CDH1 was overexpressed but showed variable prognostic significance; higher expression predicted better survival in COAD, LUAD and STAD, worse survival in BRCA and had no impact in OV. Classic inverse relationships between CDH1 and VIM or ZEB1 were evident only in STAD, and SNAI1 showed no consistent association. Immune infiltration patterns were tumor-specific, ranging from cytotoxic T-cell dominance in LUAD to macrophage-rich profiles in OV; immune checkpoint correlations were similarly context-dependent. Co-expressed genes were enriched for endomembrane transport rather than adhesion pathways.
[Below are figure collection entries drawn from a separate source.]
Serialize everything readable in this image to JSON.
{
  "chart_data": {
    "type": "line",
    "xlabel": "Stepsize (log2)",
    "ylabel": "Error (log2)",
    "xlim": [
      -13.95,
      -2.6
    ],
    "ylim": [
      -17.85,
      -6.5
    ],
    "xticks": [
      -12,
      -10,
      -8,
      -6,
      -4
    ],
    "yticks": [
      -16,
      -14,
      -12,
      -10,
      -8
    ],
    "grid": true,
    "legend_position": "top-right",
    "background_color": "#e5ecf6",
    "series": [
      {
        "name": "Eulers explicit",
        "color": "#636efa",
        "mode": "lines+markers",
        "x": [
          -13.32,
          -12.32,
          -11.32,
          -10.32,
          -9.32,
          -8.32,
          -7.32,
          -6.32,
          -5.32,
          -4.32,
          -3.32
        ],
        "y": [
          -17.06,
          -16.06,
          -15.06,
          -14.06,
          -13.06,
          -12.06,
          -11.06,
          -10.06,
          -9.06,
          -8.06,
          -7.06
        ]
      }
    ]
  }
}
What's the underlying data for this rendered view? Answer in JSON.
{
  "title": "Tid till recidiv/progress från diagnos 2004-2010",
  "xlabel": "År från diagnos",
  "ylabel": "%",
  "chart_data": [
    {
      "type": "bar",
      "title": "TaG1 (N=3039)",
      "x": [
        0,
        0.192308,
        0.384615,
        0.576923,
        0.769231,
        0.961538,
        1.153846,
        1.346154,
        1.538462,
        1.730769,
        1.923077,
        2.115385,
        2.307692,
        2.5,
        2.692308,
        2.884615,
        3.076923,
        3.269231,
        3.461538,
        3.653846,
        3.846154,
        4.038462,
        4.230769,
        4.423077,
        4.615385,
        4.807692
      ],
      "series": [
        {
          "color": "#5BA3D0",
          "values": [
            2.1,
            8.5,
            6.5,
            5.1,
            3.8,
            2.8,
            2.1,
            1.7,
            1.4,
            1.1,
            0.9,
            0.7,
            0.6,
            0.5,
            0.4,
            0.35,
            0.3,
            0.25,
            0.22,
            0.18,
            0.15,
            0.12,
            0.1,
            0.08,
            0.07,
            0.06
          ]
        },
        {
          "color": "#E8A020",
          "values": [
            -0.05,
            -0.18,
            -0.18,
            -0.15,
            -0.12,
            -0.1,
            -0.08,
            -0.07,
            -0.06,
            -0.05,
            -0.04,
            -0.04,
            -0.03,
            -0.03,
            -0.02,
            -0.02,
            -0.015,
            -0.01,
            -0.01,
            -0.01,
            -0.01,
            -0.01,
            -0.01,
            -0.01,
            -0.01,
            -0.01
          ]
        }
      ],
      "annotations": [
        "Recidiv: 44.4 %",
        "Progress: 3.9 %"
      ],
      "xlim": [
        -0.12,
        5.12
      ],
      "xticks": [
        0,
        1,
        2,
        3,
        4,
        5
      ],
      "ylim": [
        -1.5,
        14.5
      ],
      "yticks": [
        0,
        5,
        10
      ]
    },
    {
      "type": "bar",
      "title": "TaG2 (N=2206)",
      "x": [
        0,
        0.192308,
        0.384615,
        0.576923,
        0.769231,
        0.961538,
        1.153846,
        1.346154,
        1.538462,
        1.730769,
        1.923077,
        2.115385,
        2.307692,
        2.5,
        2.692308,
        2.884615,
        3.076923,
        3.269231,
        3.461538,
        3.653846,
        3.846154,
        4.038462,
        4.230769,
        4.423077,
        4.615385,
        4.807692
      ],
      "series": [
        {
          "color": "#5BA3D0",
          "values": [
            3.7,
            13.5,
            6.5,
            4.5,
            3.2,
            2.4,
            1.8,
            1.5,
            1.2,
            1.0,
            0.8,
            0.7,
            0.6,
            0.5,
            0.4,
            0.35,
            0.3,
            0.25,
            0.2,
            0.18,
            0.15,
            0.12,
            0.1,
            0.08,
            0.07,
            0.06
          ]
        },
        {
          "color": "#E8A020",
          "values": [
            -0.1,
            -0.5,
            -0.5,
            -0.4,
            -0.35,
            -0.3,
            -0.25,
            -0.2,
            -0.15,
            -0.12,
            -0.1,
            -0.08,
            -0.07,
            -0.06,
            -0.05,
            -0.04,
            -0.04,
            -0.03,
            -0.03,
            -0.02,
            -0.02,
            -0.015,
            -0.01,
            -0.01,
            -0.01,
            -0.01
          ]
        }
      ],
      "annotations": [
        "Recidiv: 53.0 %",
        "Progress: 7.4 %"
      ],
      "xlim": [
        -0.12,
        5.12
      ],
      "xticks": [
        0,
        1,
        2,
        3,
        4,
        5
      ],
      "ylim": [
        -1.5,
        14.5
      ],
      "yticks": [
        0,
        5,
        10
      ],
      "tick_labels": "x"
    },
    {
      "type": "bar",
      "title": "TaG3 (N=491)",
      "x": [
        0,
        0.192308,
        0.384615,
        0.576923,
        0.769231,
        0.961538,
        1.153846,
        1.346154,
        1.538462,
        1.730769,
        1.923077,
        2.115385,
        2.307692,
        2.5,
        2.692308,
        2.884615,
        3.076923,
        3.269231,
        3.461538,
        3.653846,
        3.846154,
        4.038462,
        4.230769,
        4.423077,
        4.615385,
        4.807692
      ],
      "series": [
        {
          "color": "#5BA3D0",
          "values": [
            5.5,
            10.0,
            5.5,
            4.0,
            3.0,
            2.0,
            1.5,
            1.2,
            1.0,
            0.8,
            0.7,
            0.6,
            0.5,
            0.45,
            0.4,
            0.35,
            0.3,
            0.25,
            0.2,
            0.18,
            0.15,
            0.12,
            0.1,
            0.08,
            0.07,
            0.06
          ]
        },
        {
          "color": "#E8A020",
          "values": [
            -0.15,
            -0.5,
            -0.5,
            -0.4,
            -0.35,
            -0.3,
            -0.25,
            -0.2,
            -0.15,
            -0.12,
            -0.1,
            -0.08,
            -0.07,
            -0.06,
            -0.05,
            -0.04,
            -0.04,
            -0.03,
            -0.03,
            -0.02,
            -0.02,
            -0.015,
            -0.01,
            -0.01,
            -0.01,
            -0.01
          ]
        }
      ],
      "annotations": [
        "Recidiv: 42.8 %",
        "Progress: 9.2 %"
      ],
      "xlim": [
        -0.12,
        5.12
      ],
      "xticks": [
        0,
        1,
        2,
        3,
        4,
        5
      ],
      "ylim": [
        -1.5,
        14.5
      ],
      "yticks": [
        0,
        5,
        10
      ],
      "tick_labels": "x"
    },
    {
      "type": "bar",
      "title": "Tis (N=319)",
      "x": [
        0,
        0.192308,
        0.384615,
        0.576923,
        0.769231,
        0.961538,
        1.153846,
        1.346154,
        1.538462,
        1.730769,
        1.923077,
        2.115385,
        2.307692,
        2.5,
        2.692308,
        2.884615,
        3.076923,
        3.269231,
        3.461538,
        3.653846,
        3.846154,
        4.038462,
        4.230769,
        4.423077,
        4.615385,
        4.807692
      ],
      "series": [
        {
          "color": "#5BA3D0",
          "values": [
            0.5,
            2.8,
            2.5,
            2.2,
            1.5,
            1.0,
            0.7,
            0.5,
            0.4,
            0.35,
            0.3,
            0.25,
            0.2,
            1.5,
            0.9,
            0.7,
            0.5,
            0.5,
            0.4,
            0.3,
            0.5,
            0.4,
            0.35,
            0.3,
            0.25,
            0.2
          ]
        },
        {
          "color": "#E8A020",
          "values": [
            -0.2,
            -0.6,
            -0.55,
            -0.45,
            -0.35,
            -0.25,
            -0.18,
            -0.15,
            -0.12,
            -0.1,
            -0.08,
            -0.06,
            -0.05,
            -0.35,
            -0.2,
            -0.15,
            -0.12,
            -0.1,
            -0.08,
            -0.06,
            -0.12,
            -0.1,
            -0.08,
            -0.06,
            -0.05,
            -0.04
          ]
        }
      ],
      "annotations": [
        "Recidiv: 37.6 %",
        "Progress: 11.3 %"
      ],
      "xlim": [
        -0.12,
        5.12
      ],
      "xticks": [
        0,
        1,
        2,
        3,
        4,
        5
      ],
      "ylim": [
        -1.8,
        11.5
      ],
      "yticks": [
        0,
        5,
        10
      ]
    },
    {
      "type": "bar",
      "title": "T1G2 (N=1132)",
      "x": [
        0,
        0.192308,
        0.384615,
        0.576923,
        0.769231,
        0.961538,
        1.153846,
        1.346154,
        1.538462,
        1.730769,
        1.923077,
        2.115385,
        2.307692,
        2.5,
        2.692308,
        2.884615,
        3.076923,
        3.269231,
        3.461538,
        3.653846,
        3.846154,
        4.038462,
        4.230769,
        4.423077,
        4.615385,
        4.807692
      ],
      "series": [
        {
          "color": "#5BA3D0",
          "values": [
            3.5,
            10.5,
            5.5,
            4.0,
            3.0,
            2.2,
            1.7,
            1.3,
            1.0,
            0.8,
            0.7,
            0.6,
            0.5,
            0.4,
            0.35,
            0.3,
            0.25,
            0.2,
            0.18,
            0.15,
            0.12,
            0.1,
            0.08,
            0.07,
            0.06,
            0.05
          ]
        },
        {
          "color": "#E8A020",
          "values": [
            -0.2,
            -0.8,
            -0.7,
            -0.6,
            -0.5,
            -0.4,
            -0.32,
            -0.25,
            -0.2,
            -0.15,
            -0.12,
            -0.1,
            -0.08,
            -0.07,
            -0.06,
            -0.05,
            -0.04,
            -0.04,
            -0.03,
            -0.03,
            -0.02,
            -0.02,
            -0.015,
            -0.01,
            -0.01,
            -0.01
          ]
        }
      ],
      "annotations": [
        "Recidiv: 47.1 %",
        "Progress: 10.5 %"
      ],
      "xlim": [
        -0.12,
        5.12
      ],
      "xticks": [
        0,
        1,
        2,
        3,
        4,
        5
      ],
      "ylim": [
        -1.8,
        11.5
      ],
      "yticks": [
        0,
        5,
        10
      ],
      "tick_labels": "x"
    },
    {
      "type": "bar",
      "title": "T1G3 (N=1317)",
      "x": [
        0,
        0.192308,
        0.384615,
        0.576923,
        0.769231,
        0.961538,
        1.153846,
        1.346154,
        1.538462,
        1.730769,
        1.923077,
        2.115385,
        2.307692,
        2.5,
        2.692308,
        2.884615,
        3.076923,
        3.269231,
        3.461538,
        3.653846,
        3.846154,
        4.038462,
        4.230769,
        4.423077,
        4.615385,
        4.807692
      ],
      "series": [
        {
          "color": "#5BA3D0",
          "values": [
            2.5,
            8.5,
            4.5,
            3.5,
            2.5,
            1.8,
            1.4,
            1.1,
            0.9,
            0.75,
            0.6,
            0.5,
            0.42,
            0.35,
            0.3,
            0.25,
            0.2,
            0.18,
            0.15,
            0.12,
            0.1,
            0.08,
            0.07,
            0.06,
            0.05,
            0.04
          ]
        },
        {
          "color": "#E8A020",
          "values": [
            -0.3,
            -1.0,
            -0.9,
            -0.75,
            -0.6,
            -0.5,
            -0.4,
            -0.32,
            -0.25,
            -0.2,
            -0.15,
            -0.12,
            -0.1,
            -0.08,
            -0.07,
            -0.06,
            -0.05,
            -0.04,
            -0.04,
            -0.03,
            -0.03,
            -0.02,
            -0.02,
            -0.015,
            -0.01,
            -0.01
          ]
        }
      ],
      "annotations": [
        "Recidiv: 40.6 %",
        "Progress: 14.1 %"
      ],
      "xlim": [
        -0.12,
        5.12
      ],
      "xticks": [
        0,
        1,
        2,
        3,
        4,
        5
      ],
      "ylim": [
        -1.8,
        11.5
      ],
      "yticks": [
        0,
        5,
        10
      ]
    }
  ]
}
Promoter methylation patterns varied by cancer, whereas genomic alterations of CDH1 were rare.

Conclusions

CDH1 does not function as a universal epithelial or EMT marker across epithelial cancers. Instead, its associations with EMT, immune contexture, methylation, and prognosis are context-dependent, supporting a model of CDH1 as a heterogeneous regulator of epithelial plasticity. These findings challenge single-function interpretations and support cancer-specific CDH1 evaluation in translational research.